A partir de ce jour, Epiphone laisserait la diplomatie à son fils. Elle se recentrerait sur les tâches jusqu’alors assumées par sa suivante. Le drame de ces derniers jours alimenterait la propagande. Ainsi, la princesse, à la tête des marlins écraserait l’opposition et mènerait la révolte à Anulune. Le temps de la rébellion était venu !
J'aime bien cette idée de faire d'Epiphone une dicatrice écologiste 🙂
"grande potentat"
> Tu n'avais pas changé ce terme entre temps ?
"On les mit en terre dans de simples linceuls en lin"

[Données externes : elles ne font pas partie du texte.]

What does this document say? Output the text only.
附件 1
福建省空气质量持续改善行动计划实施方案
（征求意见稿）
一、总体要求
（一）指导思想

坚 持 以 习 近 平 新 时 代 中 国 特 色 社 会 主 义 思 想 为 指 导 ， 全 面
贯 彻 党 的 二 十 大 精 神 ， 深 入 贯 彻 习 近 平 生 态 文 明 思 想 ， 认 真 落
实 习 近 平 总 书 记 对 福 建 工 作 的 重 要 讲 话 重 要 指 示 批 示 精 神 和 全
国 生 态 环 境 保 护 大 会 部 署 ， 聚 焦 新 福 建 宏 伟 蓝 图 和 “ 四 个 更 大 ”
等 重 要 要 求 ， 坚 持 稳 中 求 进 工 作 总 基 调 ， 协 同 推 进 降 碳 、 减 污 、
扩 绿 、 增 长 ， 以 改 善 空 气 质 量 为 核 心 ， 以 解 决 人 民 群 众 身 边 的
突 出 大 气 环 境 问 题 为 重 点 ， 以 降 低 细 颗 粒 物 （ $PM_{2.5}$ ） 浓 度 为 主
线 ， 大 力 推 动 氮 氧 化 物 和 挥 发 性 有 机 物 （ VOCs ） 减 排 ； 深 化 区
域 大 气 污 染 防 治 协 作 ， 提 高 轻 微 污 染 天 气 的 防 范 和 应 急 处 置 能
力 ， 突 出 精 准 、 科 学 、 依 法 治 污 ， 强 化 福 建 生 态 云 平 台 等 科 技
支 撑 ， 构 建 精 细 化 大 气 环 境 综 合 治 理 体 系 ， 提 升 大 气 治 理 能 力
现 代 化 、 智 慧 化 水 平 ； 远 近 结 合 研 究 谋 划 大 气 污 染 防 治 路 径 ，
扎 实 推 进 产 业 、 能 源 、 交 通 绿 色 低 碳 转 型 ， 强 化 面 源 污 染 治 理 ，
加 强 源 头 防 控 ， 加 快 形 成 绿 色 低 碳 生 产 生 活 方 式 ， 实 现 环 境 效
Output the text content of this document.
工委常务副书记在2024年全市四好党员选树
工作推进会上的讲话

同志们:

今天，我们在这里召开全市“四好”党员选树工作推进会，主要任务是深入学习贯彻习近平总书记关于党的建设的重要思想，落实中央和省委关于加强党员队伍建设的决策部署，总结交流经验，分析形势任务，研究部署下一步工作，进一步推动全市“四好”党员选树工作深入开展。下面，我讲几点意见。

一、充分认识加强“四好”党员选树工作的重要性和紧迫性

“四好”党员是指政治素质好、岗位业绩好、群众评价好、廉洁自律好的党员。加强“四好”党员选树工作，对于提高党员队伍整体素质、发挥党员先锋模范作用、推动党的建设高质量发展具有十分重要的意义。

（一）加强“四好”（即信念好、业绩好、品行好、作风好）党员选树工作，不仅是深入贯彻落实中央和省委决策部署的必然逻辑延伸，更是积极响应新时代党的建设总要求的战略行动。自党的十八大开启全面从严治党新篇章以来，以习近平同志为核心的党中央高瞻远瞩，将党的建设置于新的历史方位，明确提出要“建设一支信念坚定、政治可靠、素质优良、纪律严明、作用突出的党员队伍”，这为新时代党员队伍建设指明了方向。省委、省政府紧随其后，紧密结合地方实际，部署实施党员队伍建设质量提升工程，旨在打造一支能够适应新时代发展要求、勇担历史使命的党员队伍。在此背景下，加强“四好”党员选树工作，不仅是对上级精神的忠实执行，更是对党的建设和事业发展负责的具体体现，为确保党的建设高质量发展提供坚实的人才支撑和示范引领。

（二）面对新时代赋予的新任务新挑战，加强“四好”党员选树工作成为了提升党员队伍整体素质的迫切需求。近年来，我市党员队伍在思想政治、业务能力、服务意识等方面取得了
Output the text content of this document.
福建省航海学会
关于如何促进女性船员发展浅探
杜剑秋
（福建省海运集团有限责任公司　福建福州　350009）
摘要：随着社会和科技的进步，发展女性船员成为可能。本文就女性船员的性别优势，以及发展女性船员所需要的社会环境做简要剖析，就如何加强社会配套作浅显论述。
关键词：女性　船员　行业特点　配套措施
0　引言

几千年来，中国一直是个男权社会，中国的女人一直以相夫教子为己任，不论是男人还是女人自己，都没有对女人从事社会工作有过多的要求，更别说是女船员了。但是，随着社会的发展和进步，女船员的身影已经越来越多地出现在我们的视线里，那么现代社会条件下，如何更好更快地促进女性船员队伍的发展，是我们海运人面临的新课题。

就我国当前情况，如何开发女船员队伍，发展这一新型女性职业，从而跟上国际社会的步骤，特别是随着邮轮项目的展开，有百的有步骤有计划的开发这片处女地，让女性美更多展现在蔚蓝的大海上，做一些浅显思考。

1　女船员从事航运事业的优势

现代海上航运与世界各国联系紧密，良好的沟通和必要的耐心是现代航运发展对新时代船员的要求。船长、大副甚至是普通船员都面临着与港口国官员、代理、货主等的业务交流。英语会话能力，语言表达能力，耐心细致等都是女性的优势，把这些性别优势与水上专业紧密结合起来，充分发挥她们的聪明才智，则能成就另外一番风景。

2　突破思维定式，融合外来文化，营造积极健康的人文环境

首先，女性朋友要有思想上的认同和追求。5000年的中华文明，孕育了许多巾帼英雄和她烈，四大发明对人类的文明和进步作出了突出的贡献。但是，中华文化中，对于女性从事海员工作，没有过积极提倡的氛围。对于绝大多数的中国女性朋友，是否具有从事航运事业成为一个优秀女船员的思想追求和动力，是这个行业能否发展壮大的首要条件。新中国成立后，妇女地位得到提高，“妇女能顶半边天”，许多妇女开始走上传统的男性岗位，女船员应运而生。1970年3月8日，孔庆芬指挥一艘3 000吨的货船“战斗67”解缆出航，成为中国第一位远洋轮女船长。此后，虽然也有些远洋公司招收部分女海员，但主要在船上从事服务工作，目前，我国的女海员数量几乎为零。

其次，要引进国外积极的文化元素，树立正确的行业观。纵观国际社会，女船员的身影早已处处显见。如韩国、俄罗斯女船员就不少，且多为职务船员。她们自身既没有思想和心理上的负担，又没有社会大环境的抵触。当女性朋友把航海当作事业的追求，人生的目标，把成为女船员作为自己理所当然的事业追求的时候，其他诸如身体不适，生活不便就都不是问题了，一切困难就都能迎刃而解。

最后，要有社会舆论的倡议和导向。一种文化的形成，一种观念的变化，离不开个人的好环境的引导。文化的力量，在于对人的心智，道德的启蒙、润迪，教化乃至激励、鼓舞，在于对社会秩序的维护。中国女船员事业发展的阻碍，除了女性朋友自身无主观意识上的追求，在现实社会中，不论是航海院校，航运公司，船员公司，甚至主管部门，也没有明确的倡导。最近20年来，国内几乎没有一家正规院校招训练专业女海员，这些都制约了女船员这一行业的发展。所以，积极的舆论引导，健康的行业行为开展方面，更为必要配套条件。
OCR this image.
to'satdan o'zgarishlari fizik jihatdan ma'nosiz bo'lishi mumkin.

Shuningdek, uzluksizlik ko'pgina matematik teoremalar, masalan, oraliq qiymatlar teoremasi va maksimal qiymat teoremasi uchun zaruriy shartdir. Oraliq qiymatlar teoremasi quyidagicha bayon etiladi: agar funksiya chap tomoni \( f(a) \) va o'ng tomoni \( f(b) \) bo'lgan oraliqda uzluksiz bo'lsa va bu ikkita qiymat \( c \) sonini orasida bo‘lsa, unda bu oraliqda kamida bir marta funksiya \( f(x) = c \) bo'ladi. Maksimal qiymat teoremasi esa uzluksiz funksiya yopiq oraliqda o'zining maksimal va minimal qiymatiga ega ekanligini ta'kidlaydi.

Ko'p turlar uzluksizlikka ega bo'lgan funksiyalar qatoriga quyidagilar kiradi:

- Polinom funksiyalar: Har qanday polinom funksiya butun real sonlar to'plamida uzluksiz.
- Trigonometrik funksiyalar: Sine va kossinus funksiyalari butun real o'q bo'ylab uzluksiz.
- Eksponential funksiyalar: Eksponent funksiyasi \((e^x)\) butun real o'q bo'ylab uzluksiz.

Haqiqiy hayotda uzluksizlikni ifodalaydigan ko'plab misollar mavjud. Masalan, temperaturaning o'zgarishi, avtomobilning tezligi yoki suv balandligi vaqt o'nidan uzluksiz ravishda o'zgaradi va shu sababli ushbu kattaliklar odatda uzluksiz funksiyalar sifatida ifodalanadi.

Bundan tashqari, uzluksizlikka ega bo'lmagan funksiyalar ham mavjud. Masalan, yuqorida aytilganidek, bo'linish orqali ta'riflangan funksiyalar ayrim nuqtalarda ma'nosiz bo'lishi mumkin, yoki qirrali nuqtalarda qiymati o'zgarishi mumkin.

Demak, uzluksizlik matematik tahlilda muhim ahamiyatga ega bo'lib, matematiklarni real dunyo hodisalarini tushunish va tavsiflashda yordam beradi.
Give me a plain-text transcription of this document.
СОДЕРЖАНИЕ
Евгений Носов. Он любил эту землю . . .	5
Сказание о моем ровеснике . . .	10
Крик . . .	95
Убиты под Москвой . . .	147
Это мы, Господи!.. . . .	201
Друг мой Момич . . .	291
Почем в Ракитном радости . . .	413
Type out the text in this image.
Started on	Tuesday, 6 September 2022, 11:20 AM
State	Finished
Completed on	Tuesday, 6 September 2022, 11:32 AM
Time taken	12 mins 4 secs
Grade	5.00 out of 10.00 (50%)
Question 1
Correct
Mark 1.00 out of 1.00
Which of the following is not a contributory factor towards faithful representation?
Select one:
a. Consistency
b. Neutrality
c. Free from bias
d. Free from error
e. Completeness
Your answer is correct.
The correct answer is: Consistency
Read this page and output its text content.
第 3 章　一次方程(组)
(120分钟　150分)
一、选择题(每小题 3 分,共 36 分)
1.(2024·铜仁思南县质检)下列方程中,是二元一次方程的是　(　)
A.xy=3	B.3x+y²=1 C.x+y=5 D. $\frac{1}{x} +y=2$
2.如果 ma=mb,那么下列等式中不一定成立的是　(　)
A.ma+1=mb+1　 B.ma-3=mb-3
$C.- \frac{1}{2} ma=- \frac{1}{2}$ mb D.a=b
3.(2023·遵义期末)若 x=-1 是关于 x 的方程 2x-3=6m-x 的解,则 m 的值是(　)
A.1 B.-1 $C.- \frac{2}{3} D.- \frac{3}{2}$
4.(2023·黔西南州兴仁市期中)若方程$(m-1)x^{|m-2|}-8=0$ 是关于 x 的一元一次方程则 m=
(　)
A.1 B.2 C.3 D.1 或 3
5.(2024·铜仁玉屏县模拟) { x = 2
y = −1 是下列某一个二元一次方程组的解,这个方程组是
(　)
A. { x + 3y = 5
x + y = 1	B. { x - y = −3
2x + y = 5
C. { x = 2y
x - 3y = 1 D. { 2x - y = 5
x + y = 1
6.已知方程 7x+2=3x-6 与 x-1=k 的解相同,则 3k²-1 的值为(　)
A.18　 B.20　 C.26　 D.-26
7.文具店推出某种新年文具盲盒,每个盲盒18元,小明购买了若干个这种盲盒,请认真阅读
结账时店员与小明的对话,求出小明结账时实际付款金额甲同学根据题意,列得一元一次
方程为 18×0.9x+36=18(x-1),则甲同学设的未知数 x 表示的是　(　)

> Au début du chapitre tu dis que les dryades sont mises en terre (ou en mer ?) dans des coquillages géants. Pourquoi de simples linceuls en lin ici ?
Ce chapitre est celui que j'ai le plus structuré du livre, en mode architecte. En fait, j'ai essayé de suivre les étapes du deuil ( le choc, le déni, la colère, le marchandage, la résignation, l'acceptation, la reconstruction). Sur le coup, j'étais hyper fier de ce que j'avais fait. C'est vraiment dommage si ça ne colle pas avec le reste du récit et que ça casse le rythme!
En même temps, j'ai beaucoup lu et entendu qu'il fallait se méfier de nos envolées lyriques et des moments où on avait conscience d'essayer d'avoir du style. Donc chapitre à revoir!